# Check for the convergence or divergence of the following series

1. Oct 4, 2013

### freshman2013

1. The problem statement, all variables and given/known data
Here are some series I'm completely stuck on.
1.sqrt(n)*(1-cos(1/n))

2. a series in which if n is odd, then an is 1/(n+$\sqrt[]{n}$) while if n is even, then an is -1/n

2. Relevant equations

3. The attempt at a solution
For 1., I tried integral test which seemed impossible to integrate, and then I tried comparison test but i can't find anything to compare to

For 2. I thought that as n approaches infinity for 1/(n+$\sqrt[]{n}$), which equals (1/$\sqrt{n}$)/($\sqrt{n}$+1), then that expression pretty much looks like 1/n and thus the series is approx (-1)^n/n and is thus conditionally convergent like (-1)^n/n. But I then realized perhaps you can't apply the alternating series test since in the original series, the abs value of it is not decreasing for every term.E.g.1/(100+root(100))=1/110 < 1/101 Anyone have any idea on how to tackle this, or am I right from my original attempt?

Last edited: Oct 4, 2013
2. Oct 4, 2013

### Zondrina

Your series is: $\sum_{n=1}^{∞} \sqrt{n} - \sqrt{n}cos(\frac{1}{n})$

I know this may seem misleading, but this series appears to converge.

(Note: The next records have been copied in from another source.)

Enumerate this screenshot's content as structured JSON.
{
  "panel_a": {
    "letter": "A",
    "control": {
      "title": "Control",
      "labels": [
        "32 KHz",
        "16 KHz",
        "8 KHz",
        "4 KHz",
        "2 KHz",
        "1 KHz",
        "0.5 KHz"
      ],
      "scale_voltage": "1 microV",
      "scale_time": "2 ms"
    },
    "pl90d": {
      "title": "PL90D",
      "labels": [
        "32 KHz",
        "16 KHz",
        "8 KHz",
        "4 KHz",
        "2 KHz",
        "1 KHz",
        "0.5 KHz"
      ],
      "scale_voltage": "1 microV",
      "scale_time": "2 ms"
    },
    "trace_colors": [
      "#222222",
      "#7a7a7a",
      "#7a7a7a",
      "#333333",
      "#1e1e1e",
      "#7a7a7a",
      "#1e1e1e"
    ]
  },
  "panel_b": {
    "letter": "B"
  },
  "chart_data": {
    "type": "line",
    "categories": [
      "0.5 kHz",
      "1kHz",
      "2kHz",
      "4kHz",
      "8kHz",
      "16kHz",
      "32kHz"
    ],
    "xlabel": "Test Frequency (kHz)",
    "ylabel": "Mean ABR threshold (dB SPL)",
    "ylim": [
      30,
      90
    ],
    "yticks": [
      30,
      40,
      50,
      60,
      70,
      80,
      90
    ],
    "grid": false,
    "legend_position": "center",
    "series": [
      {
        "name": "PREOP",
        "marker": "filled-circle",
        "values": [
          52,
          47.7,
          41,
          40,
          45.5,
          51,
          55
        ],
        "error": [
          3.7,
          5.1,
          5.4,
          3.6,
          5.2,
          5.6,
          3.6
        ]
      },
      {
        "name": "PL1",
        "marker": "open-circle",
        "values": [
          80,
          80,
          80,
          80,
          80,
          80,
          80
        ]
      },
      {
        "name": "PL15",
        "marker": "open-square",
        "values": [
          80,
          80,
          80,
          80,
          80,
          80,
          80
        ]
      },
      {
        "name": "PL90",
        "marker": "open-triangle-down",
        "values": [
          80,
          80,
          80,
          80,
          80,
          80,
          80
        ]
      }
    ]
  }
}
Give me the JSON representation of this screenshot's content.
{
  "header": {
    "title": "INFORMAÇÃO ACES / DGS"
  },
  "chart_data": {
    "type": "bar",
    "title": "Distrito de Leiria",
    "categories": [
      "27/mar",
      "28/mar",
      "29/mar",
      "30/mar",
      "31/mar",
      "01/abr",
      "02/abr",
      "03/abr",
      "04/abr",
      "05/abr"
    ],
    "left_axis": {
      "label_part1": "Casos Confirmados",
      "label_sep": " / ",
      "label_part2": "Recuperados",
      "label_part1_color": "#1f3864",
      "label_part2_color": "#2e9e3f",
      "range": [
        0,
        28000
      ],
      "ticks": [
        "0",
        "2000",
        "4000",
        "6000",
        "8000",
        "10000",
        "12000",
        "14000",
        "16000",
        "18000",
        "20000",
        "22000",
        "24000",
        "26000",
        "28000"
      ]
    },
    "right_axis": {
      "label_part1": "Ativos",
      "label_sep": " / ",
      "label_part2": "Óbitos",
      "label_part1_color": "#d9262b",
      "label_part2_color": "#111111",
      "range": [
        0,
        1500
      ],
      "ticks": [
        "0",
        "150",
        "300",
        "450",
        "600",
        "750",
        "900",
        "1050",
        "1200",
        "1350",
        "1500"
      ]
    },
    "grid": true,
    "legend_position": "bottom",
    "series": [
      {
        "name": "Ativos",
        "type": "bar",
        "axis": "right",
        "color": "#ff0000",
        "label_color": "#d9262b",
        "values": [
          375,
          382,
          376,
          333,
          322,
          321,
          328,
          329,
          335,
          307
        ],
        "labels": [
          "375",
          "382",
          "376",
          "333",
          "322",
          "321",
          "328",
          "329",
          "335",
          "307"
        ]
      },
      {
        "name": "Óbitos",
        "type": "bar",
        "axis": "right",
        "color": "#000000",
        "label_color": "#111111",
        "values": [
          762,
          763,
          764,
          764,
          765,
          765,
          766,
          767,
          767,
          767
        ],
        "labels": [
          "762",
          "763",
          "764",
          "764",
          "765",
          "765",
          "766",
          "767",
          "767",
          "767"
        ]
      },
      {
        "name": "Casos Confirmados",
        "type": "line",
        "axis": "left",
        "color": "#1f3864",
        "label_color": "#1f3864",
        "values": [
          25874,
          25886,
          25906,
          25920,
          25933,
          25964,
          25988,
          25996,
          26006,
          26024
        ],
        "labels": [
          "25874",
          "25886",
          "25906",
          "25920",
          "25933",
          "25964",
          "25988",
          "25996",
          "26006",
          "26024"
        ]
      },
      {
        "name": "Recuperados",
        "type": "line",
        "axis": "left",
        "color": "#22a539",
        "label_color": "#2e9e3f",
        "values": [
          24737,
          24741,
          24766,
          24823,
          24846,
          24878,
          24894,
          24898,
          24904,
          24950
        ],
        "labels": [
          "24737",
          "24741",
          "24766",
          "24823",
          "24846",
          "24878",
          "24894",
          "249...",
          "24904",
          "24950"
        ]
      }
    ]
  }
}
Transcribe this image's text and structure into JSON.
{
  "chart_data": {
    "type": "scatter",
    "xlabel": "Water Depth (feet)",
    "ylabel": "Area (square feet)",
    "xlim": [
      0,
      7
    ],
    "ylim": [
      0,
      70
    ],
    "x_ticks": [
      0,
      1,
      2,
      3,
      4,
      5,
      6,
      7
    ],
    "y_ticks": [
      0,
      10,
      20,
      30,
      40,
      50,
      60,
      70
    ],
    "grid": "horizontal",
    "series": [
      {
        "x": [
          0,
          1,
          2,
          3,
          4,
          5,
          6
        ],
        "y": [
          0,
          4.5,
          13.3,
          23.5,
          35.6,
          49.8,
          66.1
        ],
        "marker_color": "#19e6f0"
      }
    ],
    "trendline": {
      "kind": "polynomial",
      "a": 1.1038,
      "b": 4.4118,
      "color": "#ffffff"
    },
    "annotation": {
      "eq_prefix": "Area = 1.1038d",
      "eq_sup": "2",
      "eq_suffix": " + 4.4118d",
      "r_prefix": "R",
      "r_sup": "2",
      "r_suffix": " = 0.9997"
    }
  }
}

Hint: $|cos(\frac{1}{n})| ≤ 1$

3. Oct 4, 2013

### haruspex

Yes, it converges, but you need to use a stronger fact about cos of small angles. Freshman2013, do you know the Taylor expansion of cos?

4. Oct 4, 2013

### jbunniii

For the first problem, this trig identity may be useful: $2\sin^2(x) = 1 - \cos(2x)$.

5. Oct 4, 2013

### jbunniii

For problem 2, try adding $a_n$ and $a_{n+1}$, where $n$ is odd.

6. Oct 4, 2013

### freshman2013

so for the second one, could I do this:
the first term 1/(n+$\sqrt{n}$) for all odd n, I rewrite as a separate series 1/(2n-1+$\sqrt{2n-1}$) and the 2nd term -1/n for all even n I rewrite as -1/(2n)

I combine those two series and I get (1-$\sqrt{2n-1}$)/(4n^2-2n+2n$\sqrt{2n-1}$) and test for that(which is convergent). And I do the same except with 1/2n instead -1/2n to check for absolute convergence.

7. Oct 4, 2013

### jbunniii

For absolute convergence, you can do something simpler. I claim that if there is some subsequence $(n_k)_{k=1}^{\infty}$ such that $\sum_{k=1}^{\infty} |a_{n_k}|$ diverges, then $\sum_{n=1}^{\infty} |a_n|$ must also diverge. If you can prove this, then you can apply it immediately to your series.